The government mobilized a little above GH¢901 million cedis as against a target of GH¢1.01 billion. This means there was a shortfall of about GH¢109 million.
Though this under-subscription is better than that of the previous week, government will have to perhaps increase the interest rate slightly to attract more investors.
Investors appear to be more interested in the medium-term financial instruments as pricing is more attractive than the short-term instruments.
For the 3 months T-Bill, government accepted all the bids which was a little above GH¢806 million, whilst it accepted GH¢96.3 million cedis for the six months bills.
There was however no auctioning for the one year note.
Analysts still believe banks and retail investors may be hoping to close the year well as they hold more cash balances on their books.
Usually at this time of the year, many businesses want to record appreciable income, therefore refraining from engaging in business transactions that will take them into another financial year.
With the last auctioning of the short term securities expected to happen this Thursday [31st December 2020] which apparently is the last day of the year, government will be hoping to meet its target this time around.

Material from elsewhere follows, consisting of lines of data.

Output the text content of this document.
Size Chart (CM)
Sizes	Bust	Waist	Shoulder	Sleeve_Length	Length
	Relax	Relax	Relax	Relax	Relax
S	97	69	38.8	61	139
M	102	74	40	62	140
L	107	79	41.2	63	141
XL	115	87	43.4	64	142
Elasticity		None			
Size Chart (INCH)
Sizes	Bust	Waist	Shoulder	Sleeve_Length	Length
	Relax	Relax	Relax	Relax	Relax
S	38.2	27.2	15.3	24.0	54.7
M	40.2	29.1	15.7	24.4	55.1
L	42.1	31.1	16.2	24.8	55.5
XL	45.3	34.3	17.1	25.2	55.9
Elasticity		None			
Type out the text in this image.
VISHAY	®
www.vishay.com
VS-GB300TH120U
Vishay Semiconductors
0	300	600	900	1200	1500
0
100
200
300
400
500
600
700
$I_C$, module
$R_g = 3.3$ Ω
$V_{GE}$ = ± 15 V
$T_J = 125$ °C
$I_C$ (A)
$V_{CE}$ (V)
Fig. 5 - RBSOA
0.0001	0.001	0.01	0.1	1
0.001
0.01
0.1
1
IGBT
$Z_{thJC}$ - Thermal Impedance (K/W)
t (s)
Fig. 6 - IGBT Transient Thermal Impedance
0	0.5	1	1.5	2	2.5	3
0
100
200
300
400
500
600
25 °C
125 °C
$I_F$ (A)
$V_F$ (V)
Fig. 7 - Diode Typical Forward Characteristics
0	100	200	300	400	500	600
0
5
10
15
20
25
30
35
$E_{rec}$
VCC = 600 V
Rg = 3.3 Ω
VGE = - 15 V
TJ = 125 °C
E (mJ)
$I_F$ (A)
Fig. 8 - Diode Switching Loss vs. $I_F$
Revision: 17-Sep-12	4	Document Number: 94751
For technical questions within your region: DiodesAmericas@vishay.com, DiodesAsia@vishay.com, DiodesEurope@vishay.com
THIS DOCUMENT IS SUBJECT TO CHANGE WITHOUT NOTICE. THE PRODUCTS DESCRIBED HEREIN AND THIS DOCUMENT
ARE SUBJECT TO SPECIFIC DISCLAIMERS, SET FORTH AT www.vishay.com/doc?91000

Interest rate ease on short-end of market
Interest rate trends on the money market reflected mixed developments as
yields on the short to medium term instruments eased, but broadly tightened at the longer end, the Bank of Ghana said in its Monetary Policy Report.
On a year-on-year basis, the 91-day Treasury bill rate declined to about
14.1% in October 2020 from 14.7% a year ago.
Similarly, the interest rate on the 182-day instrument declined to 14.1%
With the exception of the 6-year bond, yields on the 7-year, 10-year, 15-
year, and 20-year bonds all increased.